GEORGE GAYLORD SIMPSON,
The Meaning of Evolution (1949)
LA PALEONTOLOGÍA, CIENCIA DEL PRESENTE
Todos los años empiezo igual el curso de paleontología humana. Les pido a mis alumnos que piensen en los caracteres distintivos del ser humano y que escriban una lista. El cerebro, el lenguaje y la inteligencia siempre aparecen. Del primero saben que es muy grande, pero ignoran que un elefante lo tiene mayor. Cuando se lo digo, no saben qué pensar. Creen que el tamaño del cerebro es, así de simple, la medida de la inteligencia. En cuanto a esta y al lenguaje, están convencidos de que son dones maravillosos que no posee ninguna otra criatura, pero no sabrían definir el lenguaje humano y distinguirlo, en su esencia, de los sonidos que los animales (los otros animales) emiten para comunicarse. Creen entonces que los humanos tenemos, también en inteligencia, las mismas características que los otros mamíferos, pero en un grado mucho más alto. Tecnológicamente, desde luego, les parece que no competimos con nadie.
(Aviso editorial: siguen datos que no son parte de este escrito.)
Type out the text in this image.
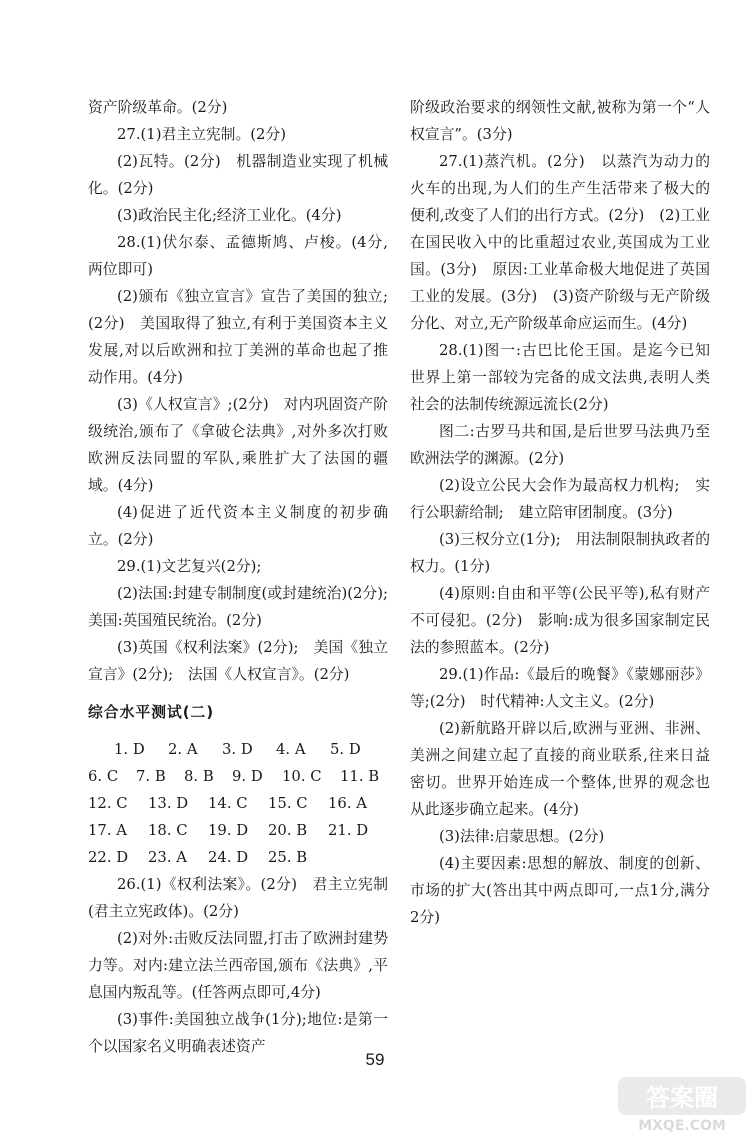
资产阶级革命。(2分)

27.(1)君主立宪制。(2分)

(2)瓦特。(2分)　机器制造业实现了机械化。(2分)

(3)政治民主化;经济工业化。(4分)

28.(1)伏尔泰、孟德斯鸠、卢梭。(4分,两位即可)

(2)颁布《独立宣言》宣告了美国的独立;(2分)　美国取得了独立,有利于美国资本主义发展,对以后欧洲和拉丁美洲的革命也起了推动作用。(4分)

(3)《人权宣言》;(2分)　对内巩固资产阶级统治,颁布了《拿破仑法典》,对外多次打败欧洲反法同盟的军队,乘胜扩大了法国的疆域。(4分)

(4)促进了近代资本主义制度的初步确立。(2分)

29.(1)文艺复兴(2分);

(2)法国:封建专制制度(或封建统治)(2分);　美国:英国殖民统治。(2分)

(3)英国《权利法案》(2分);　美国《独立宣言》(2分);　法国《人权宣言》。(2分)

综合水平测试(二)

1. D	2. A	3. D	4. A	5. D
6. C	7. B	8. B	9. D	10. C	11. B
12. C	13. D	14. C	15. C	16. A
17. A	18. C	19. D	20. B	21. D
22. D	23. A	24. D	25. B

26.(1)《权利法案》。(2分)　君主立宪制(君主立宪政体)。(2分)

(2)对外:击败反法同盟,打击了欧洲封建势力等。对内:建立法兰西帝国,颁布《法典》,平息国内叛乱等。(任答两点即可,4分)

(3)事件:美国独立战争(1分);地位:是第一个以国家名义明确表述资产

阶级政治要求的纲领性文献,被称为第一个“人权宣言”。(3分)

27.(1)蒸汽机。(2分)　以蒸汽为动力的火车的出现,为人们的生产生活带来了极大的便利,改变了人们的出行方式。(2分)　(2)工业在国民收入中的比重超过农业,英国成为工业国。(3分)　原因:工业革命极大地促进了英国工业的发展。(3分)　(3)资产阶级与无产阶级分化、对立,无产阶级革命应运而生。(4分)

28.(1)图一:古巴比伦王国。是迄今已知世界上第一部较为完备的成文法典,表明人类社会的法制传统源远流长(2分)

图二:古罗马共和国,是后世罗马法典乃至欧洲法学的渊源。(2分)

(2)设立公民大会作为最高权力机构;　实行公职薪给制;　建立陪审团制度。(3分)

(3)三权分立(1分);　用法制限制执政者的权力。(1分)

(4)原则:自由和平等(公民平等),私有财产不可侵犯。(2分)　影响:成为很多国家制定民法的参照蓝本。(2分)

29.(1)作品:《最后的晚餐》《蒙娜丽莎》等;(2分)　时代精神:人文主义。(2分)

(2)新航路开辟以后,欧洲与亚洲、非洲、美洲之间建立起了直接的商业联系,往来日益密切。世界开始连成一个整体,世界的观念也从此逐步确立起来。(4分)

(3)法律:启蒙思想。(2分)

(4)主要因素:思想的解放、制度的创新、市场的扩大(答出其中两点即可,一点1分,满分2分)

59
答案圈
MXQE.COM
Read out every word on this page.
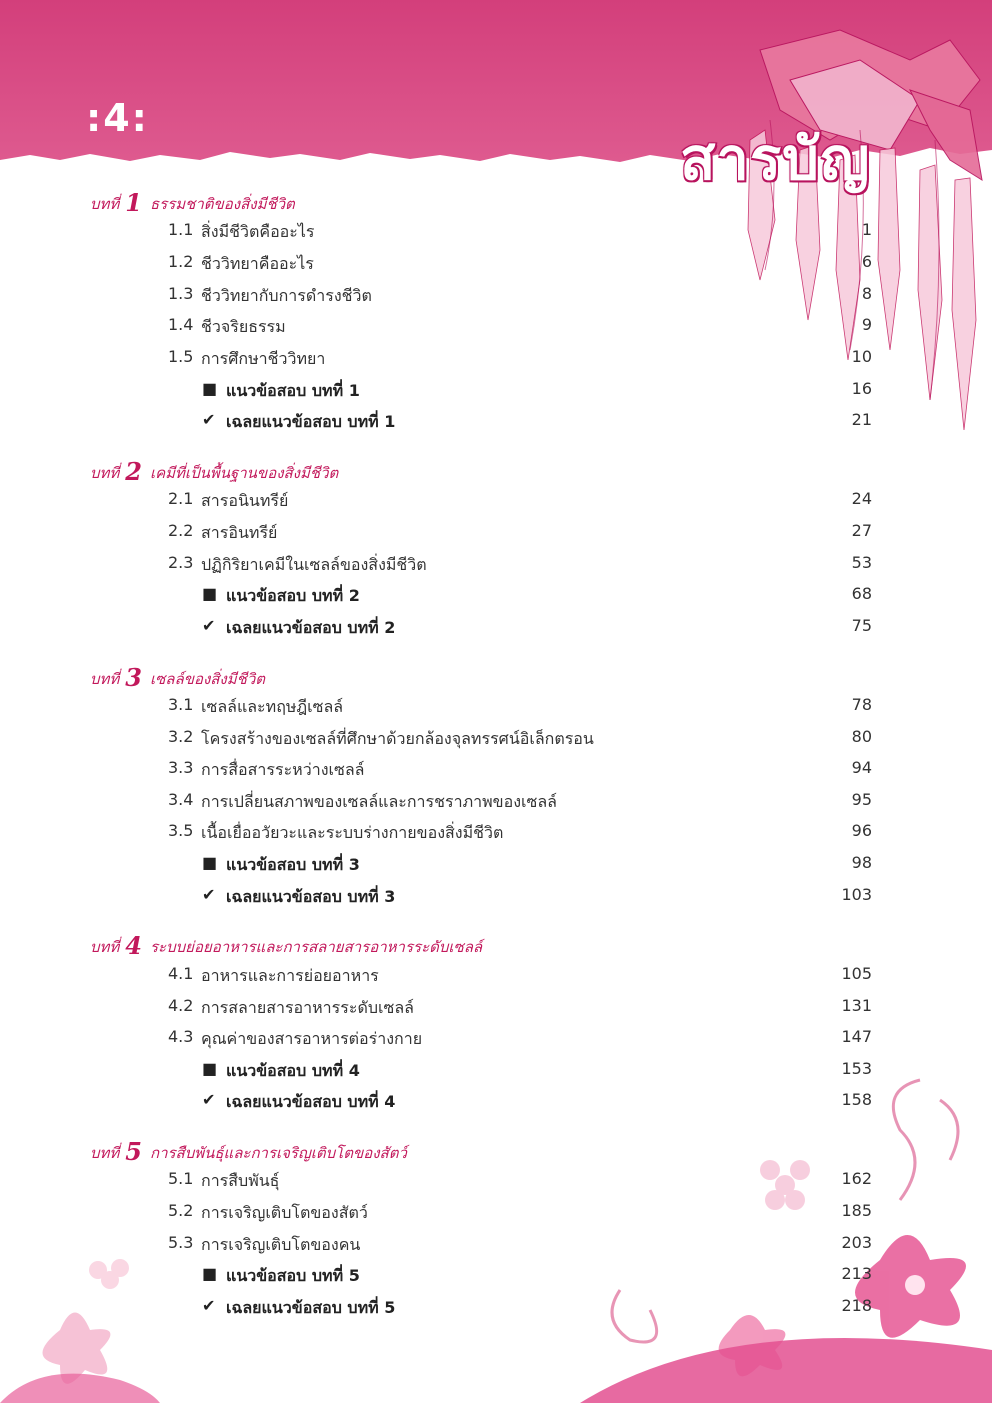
:4:
สารบัญ
บทที่ 1 ธรรมชาติของสิ่งมีชีวิต
1.1 สิ่งมีชีวิตคืออะไร	1
1.2 ชีววิทยาคืออะไร	6
1.3 ชีววิทยากับการดำรงชีวิต	8
1.4 ชีวจริยธรรม	9
1.5 การศึกษาชีววิทยา	10
■ แนวข้อสอบ บทที่ 1	16
✔ เฉลยแนวข้อสอบ บทที่ 1	21
บทที่ 2 เคมีที่เป็นพื้นฐานของสิ่งมีชีวิต
2.1 สารอนินทรีย์	24
2.2 สารอินทรีย์	27
2.3 ปฏิกิริยาเคมีในเซลล์ของสิ่งมีชีวิต	53
■ แนวข้อสอบ บทที่ 2	68
✔ เฉลยแนวข้อสอบ บทที่ 2	75
บทที่ 3 เซลล์ของสิ่งมีชีวิต
3.1 เซลล์และทฤษฎีเซลล์	78
3.2 โครงสร้างของเซลล์ที่ศึกษาด้วยกล้องจุลทรรศน์อิเล็กตรอน	80
3.3 การสื่อสารระหว่างเซลล์	94
3.4 การเปลี่ยนสภาพของเซลล์และการชราภาพของเซลล์	95
3.5 เนื้อเยื่ออวัยวะและระบบร่างกายของสิ่งมีชีวิต	96
■ แนวข้อสอบ บทที่ 3	98
✔ เฉลยแนวข้อสอบ บทที่ 3	103
บทที่ 4 ระบบย่อยอาหารและการสลายสารอาหารระดับเซลล์
4.1 อาหารและการย่อยอาหาร	105
4.2 การสลายสารอาหารระดับเซลล์	131
4.3 คุณค่าของสารอาหารต่อร่างกาย	147
■ แนวข้อสอบ บทที่ 4	153
✔ เฉลยแนวข้อสอบ บทที่ 4	158
บทที่ 5 การสืบพันธุ์และการเจริญเติบโตของสัตว์
5.1 การสืบพันธุ์	162
5.2 การเจริญเติบโตของสัตว์	185
5.3 การเจริญเติบโตของคน	203
■ แนวข้อสอบ บทที่ 5	213
✔ เฉลยแนวข้อสอบ บทที่ 5	218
En lo que somos anatómicamente únicos, están convencidos de ello, es en la postura erguida y el pulgar oponible. Les cuento que el pulgar oponible lo tenemos en común con muchos otros primates, pero que, en efecto, en lo relativo a la marcha bípeda no nos parecemos a ningún mono. Un filósofo griego nos definía como unos bípedos sin plumas, y es que las aves, a diferencia de los mamíferos, se sostienen únicamente sobre las extremidades posteriores, como también lo hacían algunos dinosaurios.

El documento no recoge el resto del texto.